Purpose of the Study:

  • To evaluate the impact of MS lesions on three distinct automatic brain segmentation methods: FreeSurfer, FIRST, and multi-atlas majority voting.
  • To quantitatively assess performance variations using Dice Similarity Coefficient (DSC) and volume differences.
  • To identify which segmentation strategies and brain structures are most susceptible to lesion presence.

Main Methods:

  • Simulation of 2174 MS lesions across 100 synthetic patient images using public databases (IBSR18, MICCAI'12).
  • Quantitative comparison of segmentation accuracy (DSC, volume) between healthy and lesioned brain images.
  • Analysis of lesion impact on learning-based (FreeSurfer), deformable (FIRST), and atlas-based (majority voting) methods.

Main Results:

  • All three segmentation methods showed performance changes due to MS lesions, with varied effects (under/over-segmentation).
  • FreeSurfer was most affected (DSC diff: -0.11 ± 0.54 to 9.65 ± 9.87), while FIRST was most robust (-2.40 ± 5.54 to 0.44 ± 0.94).
  • Nucleus accumbens was most affected; thalamus and brainstem showed less variation.
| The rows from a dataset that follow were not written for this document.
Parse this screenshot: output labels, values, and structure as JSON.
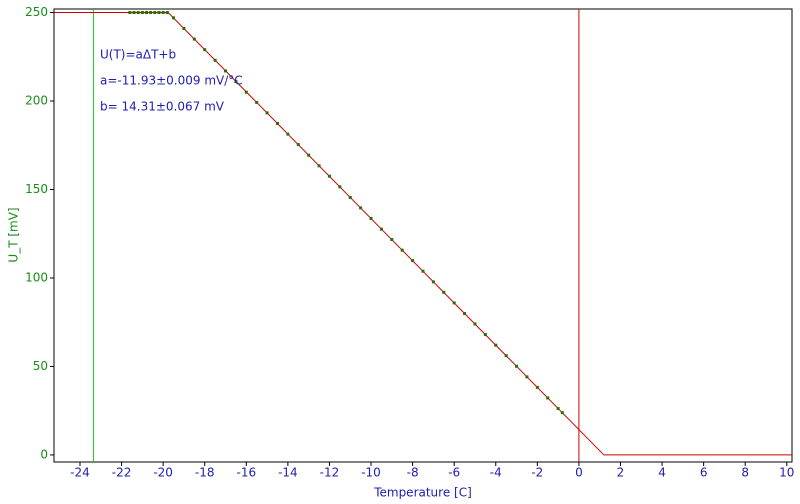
{
  "chart_data": {
    "type": "scatter",
    "x_label": "Temperature [C]",
    "y_label": "U_T [mV]",
    "annotations": [
      "U(T)=aΔT+b",
      "a=-11.93±0.009 mV/°C",
      "b= 14.31±0.067 mV"
    ],
    "xlim": [
      -25.25,
      10.25
    ],
    "ylim": [
      -4,
      252
    ],
    "xticks": [
      -24,
      -22,
      -20,
      -18,
      -16,
      -14,
      -12,
      -10,
      -8,
      -6,
      -4,
      -2,
      0,
      2,
      4,
      6,
      8,
      10
    ],
    "yticks": [
      0,
      50,
      100,
      150,
      200,
      250
    ],
    "vlines": [
      {
        "x": -23.35,
        "color": "#22cc22"
      },
      {
        "x": 0,
        "color": "#cc0000"
      }
    ],
    "series": [
      {
        "style": "line",
        "color": "#cc0000",
        "x": [
          -25.25,
          -19.76,
          1.2,
          10.25
        ],
        "values": [
          250,
          250,
          0,
          0
        ]
      },
      {
        "style": "points",
        "color": "#2e6b00",
        "x": [
          -21.6,
          -21.4,
          -21.2,
          -21,
          -20.8,
          -20.6,
          -20.4,
          -20.2,
          -20,
          -19.8,
          -19.5,
          -19,
          -18.5,
          -18,
          -17.5,
          -17,
          -16.5,
          -16,
          -15.5,
          -15,
          -14.5,
          -14,
          -13.5,
          -13,
          -12.5,
          -12,
          -11.5,
          -11,
          -10.5,
          -10,
          -9.5,
          -9,
          -8.5,
          -8,
          -7.5,
          -7,
          -6.5,
          -6,
          -5.5,
          -5,
          -4.5,
          -4,
          -3.5,
          -3,
          -2.5,
          -2,
          -1.5,
          -1,
          -0.8
        ],
        "values": [
          250,
          250,
          250,
          250,
          250,
          250,
          250,
          250,
          250,
          250,
          247,
          241,
          235,
          229,
          223,
          217,
          211,
          205,
          199.2,
          193.3,
          187.3,
          181.3,
          175.4,
          169.4,
          163.4,
          157.5,
          151.5,
          145.5,
          139.6,
          133.6,
          127.6,
          121.7,
          115.7,
          109.8,
          103.8,
          97.8,
          91.9,
          85.9,
          79.9,
          74,
          68,
          62,
          56.1,
          50.1,
          44.1,
          38.2,
          32.2,
          26.2,
          23.9
        ]
      }
    ]
  }
}
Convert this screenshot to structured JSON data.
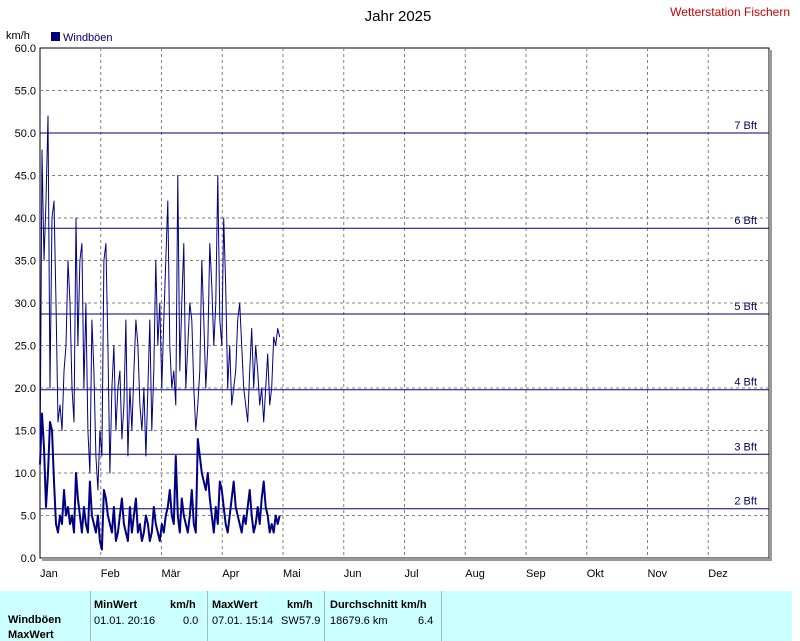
{
  "header": {
    "title": "Jahr 2025",
    "station": "Wetterstation Fischern",
    "unit": "km/h"
  },
  "legend": {
    "label": "Windböen",
    "color": "#000080"
  },
  "chart_data": {
    "type": "line",
    "title": "Jahr 2025",
    "ylabel": "km/h",
    "ylim": [
      0,
      60
    ],
    "y_ticks": [
      "0.0",
      "5.0",
      "10.0",
      "15.0",
      "20.0",
      "25.0",
      "30.0",
      "35.0",
      "40.0",
      "45.0",
      "50.0",
      "55.0",
      "60.0"
    ],
    "x_ticks": [
      "Jan",
      "Feb",
      "Mär",
      "Apr",
      "Mai",
      "Jun",
      "Jul",
      "Aug",
      "Sep",
      "Okt",
      "Nov",
      "Dez"
    ],
    "grid": true,
    "legend_position": "top-left",
    "reference_lines": [
      {
        "label": "2 Bft",
        "value": 5.8
      },
      {
        "label": "3 Bft",
        "value": 12.2
      },
      {
        "label": "4 Bft",
        "value": 19.8
      },
      {
        "label": "5 Bft",
        "value": 28.7
      },
      {
        "label": "6 Bft",
        "value": 38.8
      },
      {
        "label": "7 Bft",
        "value": 50.0
      }
    ],
    "series": [
      {
        "name": "Windböen",
        "color": "#000080",
        "x_days": [
          0,
          1,
          2,
          3,
          4,
          5,
          6,
          7,
          8,
          9,
          10,
          11,
          12,
          13,
          14,
          15,
          16,
          17,
          18,
          19,
          20,
          21,
          22,
          23,
          24,
          25,
          26,
          27,
          28,
          29,
          30,
          31,
          32,
          33,
          34,
          35,
          36,
          37,
          38,
          39,
          40,
          41,
          42,
          43,
          44,
          45,
          46,
          47,
          48,
          49,
          50,
          51,
          52,
          53,
          54,
          55,
          56,
          57,
          58,
          59,
          60,
          61,
          62,
          63,
          64,
          65,
          66,
          67,
          68,
          69,
          70,
          71,
          72,
          73,
          74,
          75,
          76,
          77,
          78,
          79,
          80,
          81,
          82,
          83,
          84,
          85,
          86,
          87,
          88,
          89,
          90,
          91,
          92,
          93,
          94,
          95,
          96,
          97,
          98,
          99,
          100,
          101,
          102,
          103,
          104,
          105,
          106,
          107,
          108,
          109,
          110,
          111,
          112,
          113,
          114,
          115,
          116,
          117,
          118,
          119,
          120
        ],
        "values": [
          10,
          48,
          35,
          42,
          52,
          20,
          40,
          42,
          30,
          16,
          18,
          15,
          22,
          25,
          35,
          30,
          20,
          16,
          40,
          25,
          35,
          37,
          20,
          30,
          15,
          10,
          28,
          22,
          12,
          8,
          15,
          12,
          35,
          37,
          25,
          10,
          20,
          25,
          15,
          20,
          22,
          14,
          18,
          28,
          12,
          20,
          15,
          22,
          28,
          25,
          18,
          15,
          20,
          12,
          20,
          28,
          15,
          22,
          35,
          25,
          30,
          20,
          28,
          35,
          42,
          25,
          20,
          22,
          18,
          45,
          22,
          30,
          37,
          20,
          25,
          30,
          28,
          20,
          15,
          18,
          22,
          35,
          28,
          20,
          25,
          37,
          32,
          25,
          30,
          45,
          28,
          25,
          40,
          32,
          20,
          25,
          18,
          20,
          22,
          28,
          30,
          25,
          20,
          18,
          16,
          22,
          27,
          20,
          25,
          22,
          18,
          20,
          16,
          20,
          24,
          18,
          20,
          26,
          25,
          27,
          26
        ],
        "y_unit": "km/h"
      },
      {
        "name": "Wind",
        "color": "#000080",
        "x_days": [
          0,
          1,
          2,
          3,
          4,
          5,
          6,
          7,
          8,
          9,
          10,
          11,
          12,
          13,
          14,
          15,
          16,
          17,
          18,
          19,
          20,
          21,
          22,
          23,
          24,
          25,
          26,
          27,
          28,
          29,
          30,
          31,
          32,
          33,
          34,
          35,
          36,
          37,
          38,
          39,
          40,
          41,
          42,
          43,
          44,
          45,
          46,
          47,
          48,
          49,
          50,
          51,
          52,
          53,
          54,
          55,
          56,
          57,
          58,
          59,
          60,
          61,
          62,
          63,
          64,
          65,
          66,
          67,
          68,
          69,
          70,
          71,
          72,
          73,
          74,
          75,
          76,
          77,
          78,
          79,
          80,
          81,
          82,
          83,
          84,
          85,
          86,
          87,
          88,
          89,
          90,
          91,
          92,
          93,
          94,
          95,
          96,
          97,
          98,
          99,
          100,
          101,
          102,
          103,
          104,
          105,
          106,
          107,
          108,
          109,
          110,
          111,
          112,
          113,
          114,
          115,
          116,
          117,
          118,
          119,
          120
        ],
        "values": [
          11,
          17,
          13,
          6,
          10,
          16,
          15,
          9,
          4,
          3,
          5,
          4,
          8,
          5,
          6,
          4,
          5,
          3,
          10,
          7,
          5,
          3,
          6,
          4,
          3,
          9,
          5,
          4,
          3,
          5,
          2,
          1,
          8,
          7,
          5,
          4,
          3,
          6,
          2,
          3,
          5,
          7,
          4,
          3,
          2,
          6,
          3,
          5,
          7,
          3,
          4,
          2,
          3,
          5,
          4,
          2,
          3,
          6,
          4,
          3,
          2,
          4,
          3,
          5,
          6,
          8,
          5,
          4,
          12,
          5,
          3,
          7,
          5,
          4,
          3,
          5,
          8,
          4,
          3,
          14,
          12,
          10,
          9,
          8,
          10,
          7,
          5,
          3,
          6,
          4,
          9,
          8,
          6,
          4,
          3,
          5,
          7,
          9,
          6,
          5,
          4,
          3,
          5,
          4,
          6,
          8,
          5,
          3,
          4,
          6,
          4,
          7,
          9,
          6,
          5,
          3,
          4,
          3,
          5,
          4,
          5
        ],
        "y_unit": "km/h"
      }
    ]
  },
  "stats": {
    "row1_label": "Windböen",
    "row2_label": "MaxWert",
    "min_header": "MinWert",
    "min_unit": "km/h",
    "max_header": "MaxWert",
    "max_unit": "km/h",
    "avg_header": "Durchschnitt km/h",
    "min_date": "01.01.  20:16",
    "min_value": "0.0",
    "max_date": "07.01.  15:14",
    "max_dir": "SW",
    "max_value": "57.9",
    "avg_distance": "18679.6 km",
    "avg_value": "6.4"
  }
}
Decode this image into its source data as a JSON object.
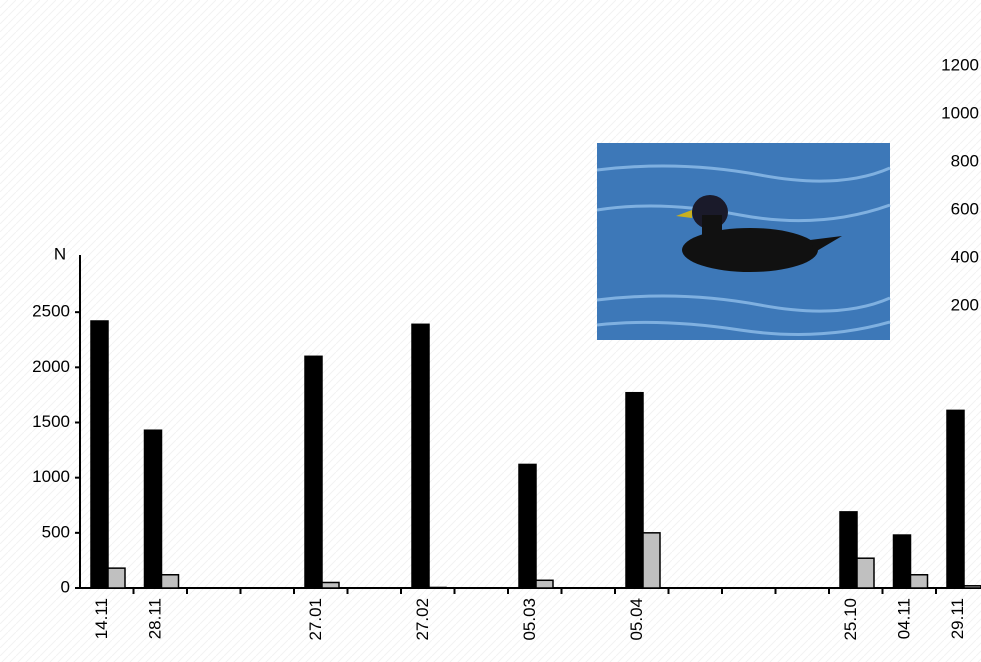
{
  "chart_data": {
    "type": "bar",
    "y_label": "N",
    "categories": [
      "14.11",
      "28.11",
      null,
      null,
      "27.01",
      null,
      "27.02",
      null,
      "05.03",
      null,
      "05.04",
      null,
      null,
      null,
      "25.10",
      "04.11",
      "29.11"
    ],
    "series": [
      {
        "color": "#000000",
        "values": [
          2420,
          1430,
          0,
          0,
          2100,
          0,
          2390,
          0,
          1120,
          0,
          1770,
          0,
          0,
          0,
          690,
          480,
          1610
        ]
      },
      {
        "color": "#c0c0c0",
        "values": [
          180,
          120,
          0,
          0,
          50,
          0,
          5,
          0,
          70,
          0,
          500,
          0,
          0,
          0,
          270,
          120,
          20
        ]
      }
    ],
    "ylim": [
      0,
      3000
    ],
    "yticks": [
      0,
      500,
      1000,
      1500,
      2000,
      2500
    ],
    "y2lim": [
      0,
      1200
    ],
    "y2ticks": [
      200,
      400,
      600,
      800,
      1000,
      1200
    ]
  }
}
Lesion location impacted FIRST more than global methods.

Conclusions:

  • MS lesions significantly affect automatic deep gray matter (DGM) segmentation accuracy.
  • Current segmentation tools require careful consideration of lesion effects for reliable disease progression monitoring in MS.
  • Further development is needed to enhance the robustness of automated segmentation in the presence of brain pathology.